Morowali, fokustime.id – Badan Pertanahan Nasional (BPN) Morowali melakukan peninjauan lapangan dan pengukuran dengan mengambil titik koordinat dilokasi lahan Pribadi masyarakat, lahan umum Areal Penggunaan Lain (APL) dan lahan mangrove di Desa Torete, Kecamatan Bungku Pesisir, Kabupaten Morowali, pada Rabu, 17 desember 2025.
Peninjauan lapangan dan pengukuran Tim BPN Morowali dalam rangka menindaklanjuti berita acara hasil pertemuan mediasi konflik agraria antara masyarakat desa Torete dan PT. TAS oleh Satuan Tugas (Satgas) Penyelesaian Konflik Agraria (PKA) Sulawesi Tengah (Sulteng) di Aula Kantor Bupati Morowali, pada 9 desember 2025 lalu.
Pantauan media ini, Tim BPN Morowali turun bersama perwakilan dari Dinas Lingkungan Hidup Daerah (DLHD) Kabupaten Morowali terlebih dahulu menghadiri penyambutan, pertemuan dan penandatanganan berita acara penyerahan data keperdataan, titik koordinat dan peta lokasi lahan umum (APL), lahan mangrove dan lahan pribadi masyarakat Torete.
Kemudian, rombongan bersama masyarakat beranjak menuju lokasi dimaksud melalui jalan houling PT. TAS diwilayan desa Buleleng. Jalan tersebut, memang lebih praktis karna lebih terjangkau menggunakan kendaraan roda empat.

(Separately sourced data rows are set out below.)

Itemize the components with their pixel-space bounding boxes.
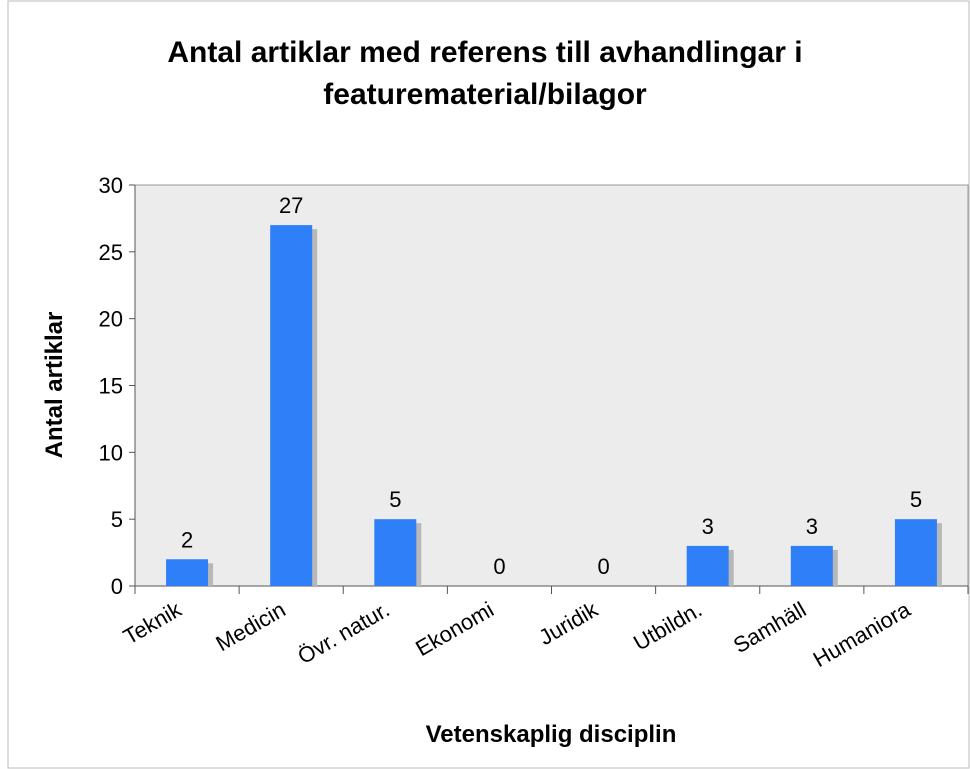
bar (270, 225, 313, 586)
y-tick-label: 25 (99, 240, 123, 265)
chart-title: Antal artiklar med referens till avhandl… (167, 36, 803, 111)
value-label: 5 (910, 487, 922, 512)
plot-area (134, 184, 969, 587)
y-axis-label: Antal artiklar (41, 312, 68, 459)
y-tick-label: 0 (111, 574, 123, 599)
y-tick-label: 30 (99, 173, 123, 198)
y-tick-label: 10 (99, 440, 123, 465)
value-label: 0 (493, 554, 505, 579)
value-label: 27 (279, 193, 303, 218)
bar (374, 519, 417, 586)
bar (686, 545, 729, 586)
y-tick-label: 5 (111, 507, 123, 532)
value-label: 3 (702, 514, 714, 539)
bar (166, 559, 209, 586)
value-label: 2 (181, 527, 193, 552)
value-label: 5 (389, 487, 401, 512)
bar (790, 545, 833, 586)
y-tick-label: 15 (99, 374, 123, 399)
value-label: 0 (597, 554, 609, 579)
value-label: 3 (806, 514, 818, 539)
bar (894, 519, 937, 586)
x-axis-label: Vetenskaplig disciplin (426, 721, 677, 748)
y-tick-label: 20 (99, 307, 123, 332)
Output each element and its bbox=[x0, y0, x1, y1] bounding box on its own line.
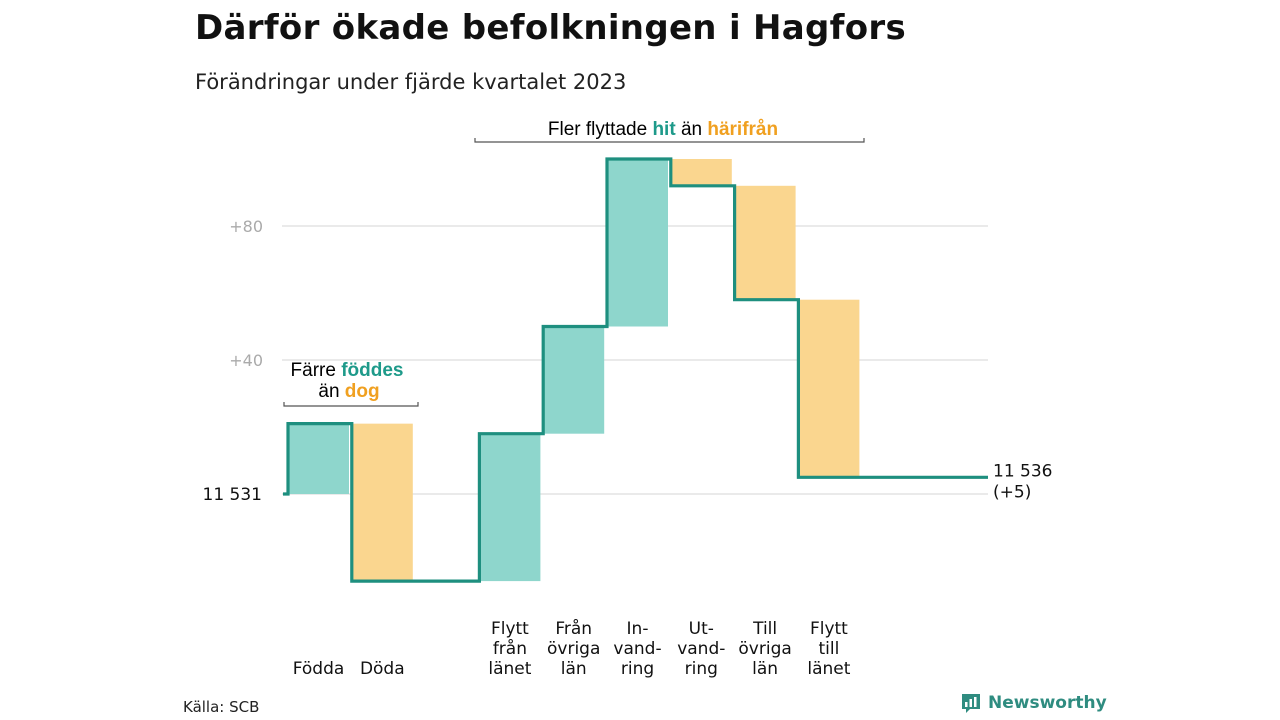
chart-subtitle: Förändringar under fjärde kvartalet 2023 bbox=[195, 70, 627, 94]
category-label: länet bbox=[807, 659, 850, 679]
bar-döda bbox=[351, 423, 413, 582]
bar-från-övriga-län bbox=[543, 326, 605, 434]
brand-logo[interactable]: Newsworthy bbox=[960, 692, 1107, 714]
y-tick-label: +80 bbox=[229, 217, 263, 236]
bar-flytt-till-länet bbox=[798, 299, 860, 478]
annotation-than-text: än bbox=[318, 381, 339, 402]
annotation-than2-text: än bbox=[681, 119, 702, 140]
cumulative-step-line bbox=[283, 157, 988, 583]
category-label: övriga bbox=[738, 639, 791, 659]
annotation-here-text: hit bbox=[652, 119, 676, 140]
bar-till-övriga-län bbox=[734, 185, 796, 300]
bar-flytt-från-länet bbox=[479, 433, 541, 582]
brand-name: Newsworthy bbox=[988, 693, 1107, 713]
annotation-migration: Fler flyttade hit än härifrån bbox=[548, 119, 778, 140]
category-label: vand- bbox=[613, 639, 661, 659]
category-label: ring bbox=[685, 659, 718, 679]
bar-födda bbox=[288, 423, 349, 494]
category-label: Till bbox=[752, 619, 777, 639]
annotation-born-text: föddes bbox=[341, 360, 403, 381]
category-label: Från bbox=[555, 618, 592, 639]
annotation-away-text: härifrån bbox=[707, 119, 778, 140]
annotation-births-deaths-bracket bbox=[283, 402, 419, 407]
source-note: Källa: SCB bbox=[183, 698, 260, 716]
category-label: från bbox=[493, 638, 527, 659]
bar-ut--vand--ring bbox=[670, 159, 732, 186]
annotation-births-deaths-line1: Färre föddes bbox=[291, 360, 404, 381]
annotation-migration-bracket bbox=[474, 138, 865, 143]
chart-title: Därför ökade befolkningen i Hagfors bbox=[195, 8, 907, 48]
category-label: Ut- bbox=[689, 619, 714, 639]
bar-in--vand--ring bbox=[607, 159, 668, 327]
category-label: Flytt bbox=[491, 619, 529, 639]
end-change-label: (+5) bbox=[993, 482, 1031, 502]
start-value-label: 11 531 bbox=[203, 485, 262, 505]
category-label: Födda bbox=[293, 659, 345, 679]
category-label: vand- bbox=[677, 639, 725, 659]
category-label: In- bbox=[627, 619, 649, 639]
annotation-moved-text: Fler flyttade bbox=[548, 119, 647, 140]
category-label: län bbox=[561, 659, 587, 679]
annotation-died-text: dog bbox=[345, 381, 380, 402]
newsworthy-chart-icon bbox=[962, 694, 980, 713]
end-value-label: 11 536 bbox=[993, 461, 1052, 481]
y-tick-label: +40 bbox=[229, 351, 263, 370]
annotation-fewer-text: Färre bbox=[291, 360, 336, 381]
category-label: ring bbox=[621, 659, 654, 679]
category-label: Döda bbox=[360, 659, 405, 679]
category-label: länet bbox=[488, 659, 531, 679]
annotation-births-deaths-line2: än dog bbox=[318, 381, 379, 402]
category-label: övriga bbox=[547, 639, 600, 659]
category-label: Flytt bbox=[810, 619, 848, 639]
category-label: län bbox=[752, 659, 778, 679]
category-label: till bbox=[818, 639, 839, 659]
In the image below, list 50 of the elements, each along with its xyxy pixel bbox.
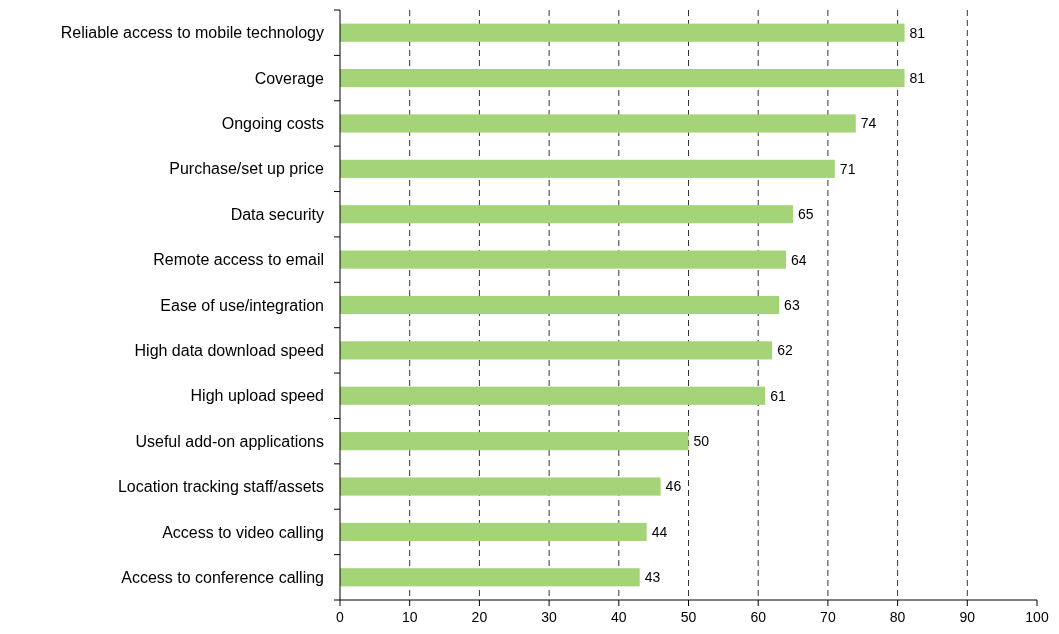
y-tick-label: Remote access to email — [153, 251, 324, 269]
y-tick-label: Access to conference calling — [121, 568, 324, 586]
x-tick-label: 50 — [680, 609, 697, 625]
bar — [340, 341, 773, 360]
y-tick-label: High upload speed — [190, 387, 324, 405]
y-tick-label: High data download speed — [134, 341, 324, 359]
y-tick-label: Ongoing costs — [221, 115, 324, 133]
data-label: 44 — [651, 523, 668, 540]
data-label: 63 — [784, 296, 800, 313]
bar — [340, 386, 766, 405]
bar — [340, 432, 689, 451]
y-tick-label: Coverage — [254, 69, 325, 87]
x-tick-label: 0 — [336, 609, 345, 625]
x-tick-label: 10 — [401, 609, 418, 625]
bar — [340, 568, 640, 587]
data-label: 43 — [644, 569, 661, 586]
x-tick-label: 60 — [750, 609, 767, 625]
y-tick-label: Purchase/set up price — [169, 160, 325, 178]
x-tick-label: 40 — [611, 609, 627, 625]
y-tick-label: Location tracking staff/assets — [117, 478, 324, 496]
bar — [340, 205, 794, 224]
bar — [340, 522, 647, 541]
data-label: 81 — [909, 24, 926, 41]
data-label: 46 — [665, 478, 682, 495]
data-label: 65 — [798, 206, 814, 223]
x-tick-label: 30 — [541, 609, 558, 625]
data-label: 62 — [777, 342, 793, 359]
bar — [340, 477, 661, 496]
data-label: 74 — [860, 115, 877, 132]
data-label: 50 — [693, 433, 710, 450]
x-tick-label: 20 — [471, 609, 488, 625]
y-tick-label: Useful add-on applications — [135, 432, 324, 450]
x-tick-label: 100 — [1025, 609, 1049, 625]
x-tick-label: 80 — [889, 609, 906, 625]
y-tick-label: Access to video calling — [162, 523, 324, 541]
x-tick-label: 90 — [959, 609, 976, 625]
y-tick-label: Reliable access to mobile technology — [60, 24, 324, 42]
bar — [340, 250, 787, 269]
data-label: 71 — [839, 160, 856, 177]
bar — [340, 114, 856, 133]
bar — [340, 23, 905, 42]
bar — [340, 295, 780, 315]
data-label: 61 — [770, 387, 786, 404]
y-tick-label: Data security — [230, 205, 324, 223]
bar — [340, 69, 905, 88]
data-label: 81 — [909, 69, 926, 86]
x-tick-label: 70 — [820, 609, 836, 625]
y-tick-label: Ease of use/integration — [160, 296, 324, 314]
data-label: 64 — [791, 251, 807, 268]
bar — [340, 159, 835, 178]
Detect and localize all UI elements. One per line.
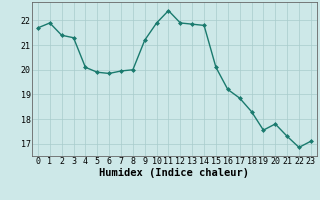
X-axis label: Humidex (Indice chaleur): Humidex (Indice chaleur) [100,168,249,178]
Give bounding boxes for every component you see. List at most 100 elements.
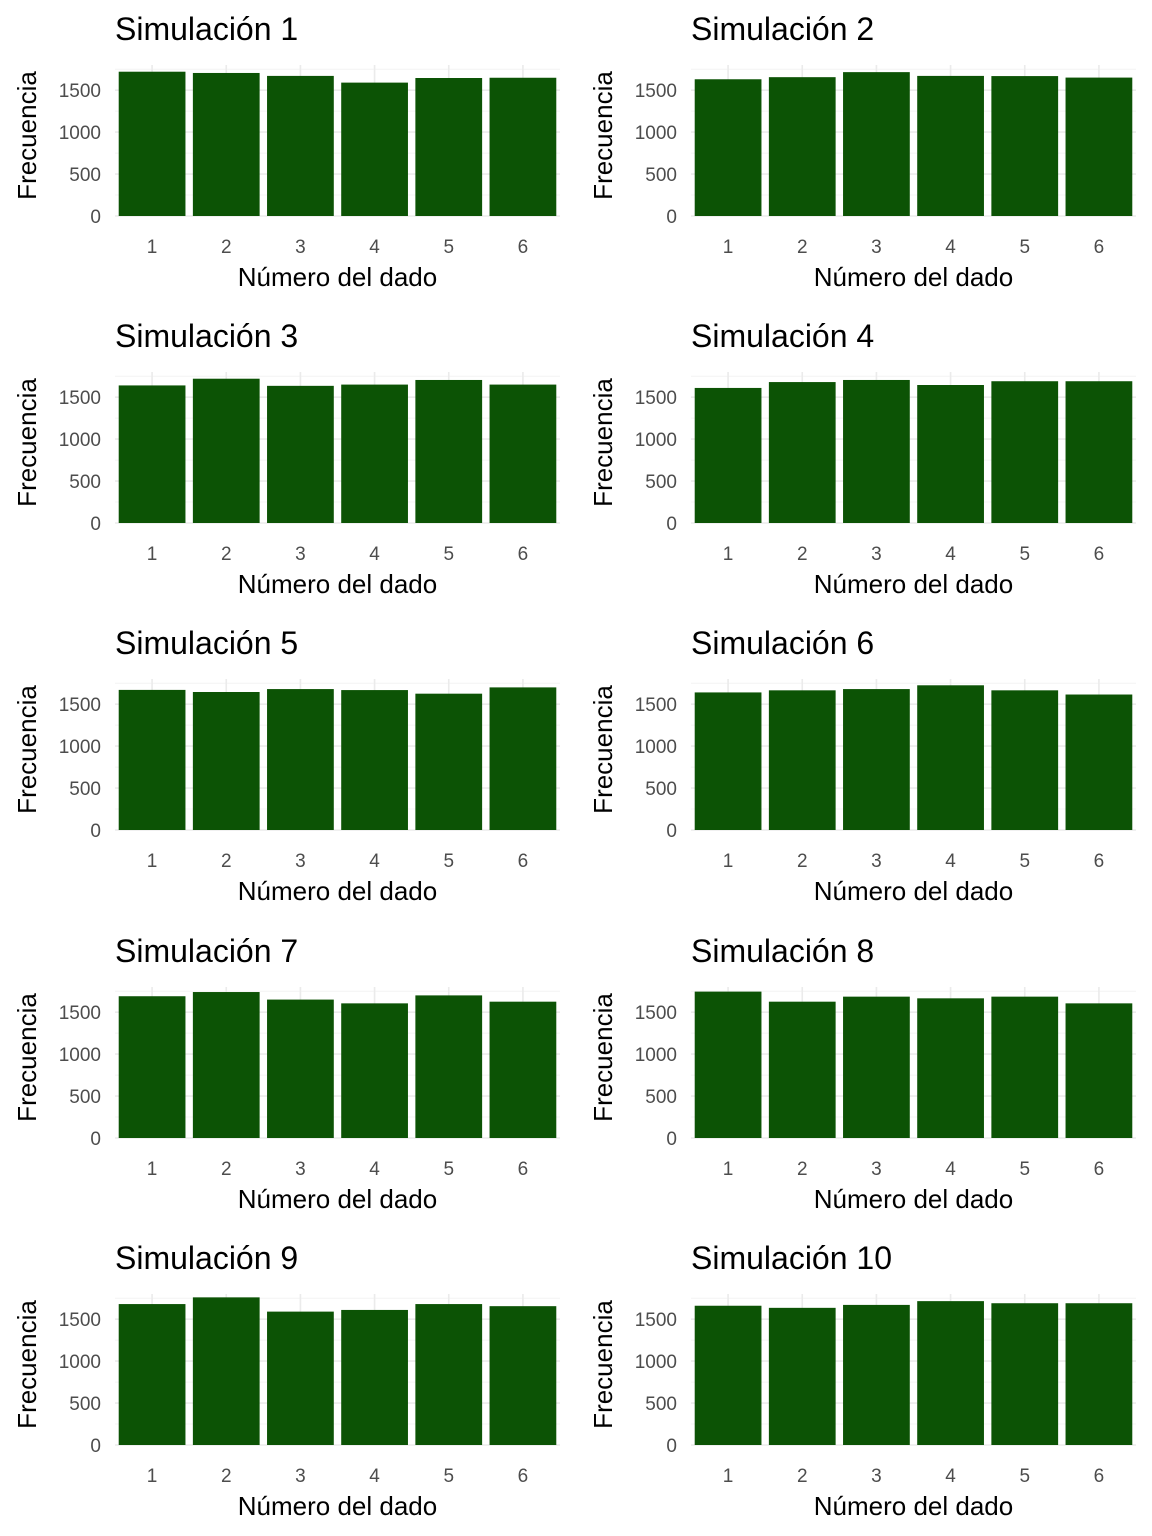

Dilapangan, selain rombongan tim BPN Morowali, DLHD Morowali dan pihak AMTB, hadir pula perwakilan PT. TAS, Ketua BPD Torete bersama Anggota, Mantan Kades Torete yang merupakan salah satu tokoh masyarakat serta tokoh masyarakat lainnya.
Ketua AMTB, Arlan Dahrin dalam keterangannya menyebut, bahwa AMTB berkomitmen mendukung Tim ATR BPN Morowali dalam melakukan peninjauan lapangan dan pengukuran dilokasi berdasarkan aduan dan hasil mediasi Tim Satgas PKA Sulteng sebelumnya.
Sebagai wujud salah satu komitmen dalam mendukung Tim ATR BPN Morowali, AMTB menyerahkan Data Keperdataan, Titik Koordinat dan Peta Lokasi Lahan Umum, Lahan Mangrove dan Lahan Pribadi Masyarakat Torete sebagaimana terlampir sebagai satu kesatuan dengan berita acara yang sudah di tandatangani bersama dan diserahkan secara simbolis.
“Kami berharap setelah pihak BPN Morowali melakukan peninjauan lapangan dan pengukuran, percepatan penyelesaian konflik agraria antara masyarakat dan PT. TAS dapat segera menemukan solusi atas persoalan sebagaimana yang telah diadukan,” tandasnya.